What is the Difference Between Term Insurance and a Money Back Guarantee Policy?
While each of these plans provide life insurance coverage, the terms and money return policies differ. Because of these distinctions, it is critical to understand the specifics of the chosen insurance plan before making a selection.
We've produced a list comparing Money Back policies vs. term insurance based on the following elements to assist you navigate through the differences.
1. Extensive coverage
If the policyholder survives the insurance period, the premium is refunded. Guaranteed income plans can be thought of as Money Back policies.
A Money Back policy holder's family, on the other hand, will get the sum promised, plus interest and bonuses, if he or she dies. Term plans only guarantee the amount guaranteed under the policy, with no interest.
2. Return on Investment (ROI)
You will not earn any monetary advantage if you outlive the term plan's duration. You will also not get the policy's promised payout. Money Back insurance, on the other hand, will give you a lump sum payout of the amount promised if you survive the policy's term. Term insurance, on the other hand, does not have investment rewards because it is only a protection plan.
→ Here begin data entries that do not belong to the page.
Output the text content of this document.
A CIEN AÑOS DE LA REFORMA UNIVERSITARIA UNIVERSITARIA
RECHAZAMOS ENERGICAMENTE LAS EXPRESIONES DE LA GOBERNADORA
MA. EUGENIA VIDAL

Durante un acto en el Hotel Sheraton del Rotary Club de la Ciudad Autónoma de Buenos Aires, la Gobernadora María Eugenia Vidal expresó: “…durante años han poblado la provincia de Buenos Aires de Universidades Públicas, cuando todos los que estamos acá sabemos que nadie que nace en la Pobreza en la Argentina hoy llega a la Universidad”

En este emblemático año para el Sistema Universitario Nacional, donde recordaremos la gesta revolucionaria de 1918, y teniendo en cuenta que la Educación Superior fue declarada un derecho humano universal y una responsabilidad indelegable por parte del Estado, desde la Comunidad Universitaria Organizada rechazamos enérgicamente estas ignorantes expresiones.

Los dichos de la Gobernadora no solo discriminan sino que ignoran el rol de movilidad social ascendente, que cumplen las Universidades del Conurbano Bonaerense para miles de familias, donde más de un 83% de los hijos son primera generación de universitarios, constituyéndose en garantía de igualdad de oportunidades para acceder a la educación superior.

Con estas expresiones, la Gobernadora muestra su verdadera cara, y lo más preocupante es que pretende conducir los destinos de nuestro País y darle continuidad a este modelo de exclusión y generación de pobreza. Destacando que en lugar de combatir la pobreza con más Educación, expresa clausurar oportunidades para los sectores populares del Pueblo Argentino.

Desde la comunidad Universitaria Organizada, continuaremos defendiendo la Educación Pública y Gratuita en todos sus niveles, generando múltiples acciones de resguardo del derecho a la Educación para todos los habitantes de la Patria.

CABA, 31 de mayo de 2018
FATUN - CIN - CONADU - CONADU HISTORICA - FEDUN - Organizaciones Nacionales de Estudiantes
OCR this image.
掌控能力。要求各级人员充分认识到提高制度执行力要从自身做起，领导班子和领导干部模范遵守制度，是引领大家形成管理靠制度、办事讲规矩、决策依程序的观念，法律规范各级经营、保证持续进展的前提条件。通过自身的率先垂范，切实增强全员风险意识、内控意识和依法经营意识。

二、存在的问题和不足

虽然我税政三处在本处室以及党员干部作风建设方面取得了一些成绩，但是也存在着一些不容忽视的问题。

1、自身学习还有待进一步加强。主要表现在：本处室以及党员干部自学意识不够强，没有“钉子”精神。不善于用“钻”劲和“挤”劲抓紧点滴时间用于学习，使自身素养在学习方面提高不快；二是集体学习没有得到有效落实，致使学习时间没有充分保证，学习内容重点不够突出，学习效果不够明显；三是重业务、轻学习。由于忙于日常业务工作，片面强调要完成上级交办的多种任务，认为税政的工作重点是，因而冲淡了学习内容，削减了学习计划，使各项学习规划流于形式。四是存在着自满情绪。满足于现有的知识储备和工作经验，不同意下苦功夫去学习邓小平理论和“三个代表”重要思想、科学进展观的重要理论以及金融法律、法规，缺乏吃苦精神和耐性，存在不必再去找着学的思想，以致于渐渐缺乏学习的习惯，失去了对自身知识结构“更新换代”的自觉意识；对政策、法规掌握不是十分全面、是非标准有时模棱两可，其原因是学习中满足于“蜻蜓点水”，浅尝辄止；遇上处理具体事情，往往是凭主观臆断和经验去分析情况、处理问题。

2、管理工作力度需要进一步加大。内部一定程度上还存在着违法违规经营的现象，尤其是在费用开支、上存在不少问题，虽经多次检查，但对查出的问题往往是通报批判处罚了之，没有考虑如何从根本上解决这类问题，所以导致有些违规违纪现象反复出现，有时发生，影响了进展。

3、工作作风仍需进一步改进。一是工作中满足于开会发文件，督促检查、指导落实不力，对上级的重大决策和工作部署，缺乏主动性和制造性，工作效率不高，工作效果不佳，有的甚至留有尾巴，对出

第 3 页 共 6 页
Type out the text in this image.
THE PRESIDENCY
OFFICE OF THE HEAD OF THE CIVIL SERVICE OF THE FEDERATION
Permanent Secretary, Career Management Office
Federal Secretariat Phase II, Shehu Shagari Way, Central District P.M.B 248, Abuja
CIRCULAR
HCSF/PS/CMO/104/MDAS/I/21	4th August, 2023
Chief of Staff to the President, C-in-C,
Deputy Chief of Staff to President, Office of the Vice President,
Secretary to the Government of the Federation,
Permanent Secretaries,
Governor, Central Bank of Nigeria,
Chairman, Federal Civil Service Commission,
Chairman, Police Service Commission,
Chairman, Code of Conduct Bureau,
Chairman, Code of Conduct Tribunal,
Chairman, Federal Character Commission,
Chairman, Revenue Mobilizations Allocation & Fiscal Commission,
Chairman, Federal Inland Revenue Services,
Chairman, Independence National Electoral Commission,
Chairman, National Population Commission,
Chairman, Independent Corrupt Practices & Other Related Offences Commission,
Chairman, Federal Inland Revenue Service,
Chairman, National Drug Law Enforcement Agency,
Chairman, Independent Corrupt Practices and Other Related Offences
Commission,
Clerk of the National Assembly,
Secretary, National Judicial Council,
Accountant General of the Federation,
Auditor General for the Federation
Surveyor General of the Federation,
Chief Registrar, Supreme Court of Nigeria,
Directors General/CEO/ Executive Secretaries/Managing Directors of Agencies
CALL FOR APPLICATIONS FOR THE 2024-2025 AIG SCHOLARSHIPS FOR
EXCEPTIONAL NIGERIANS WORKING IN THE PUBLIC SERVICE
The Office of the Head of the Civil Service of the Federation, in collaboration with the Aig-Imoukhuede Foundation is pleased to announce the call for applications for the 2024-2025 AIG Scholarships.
Money Back policies clearly outperform term insurance in terms of return on investment.
3. Financial Assistance
Money Back Policies pay out at predetermined times. As a result, you may use this money to help support your family's costs during this time. However, because term plans do not pay out throughout the policy's term, you will not receive any financial assistance during the policy's term.
4. Tax Advantage
The main difference between a money return policy and term insurance is that both give tax benefits. The premium paid for any life insurance policy may be excluded from taxation under section 80C of the Income Tax Act of 1961. For such insurance, the maximum exemption amount is INR 1.5 lakh.
5. Cancellations
If you do not pay your premium by the due date, your term plan will be immediately cancelled, and you will not get any payments. A Money Back insurance, on the other hand, allows you to cancel the policy and reclaim the sum promised for a small cost.
Conclusion
After looking at the differences between term insurance and money back plans, it's clear that each has its own set of benefits. A term plan, on the other hand, is preferable than a Money Back insurance, according to numerous financial experts, because it gives a bigger sum promised.
Also read - What Is Money Back Plan? Key Features And Benefits
Is Money Back Policy The Best Investment Option?
Disclaimer: This article is issued in the general public interest and meant for general information purposes only. Readers are advised not to rely on the contents of the article as conclusive in nature and should research further or consult an expert in this regard.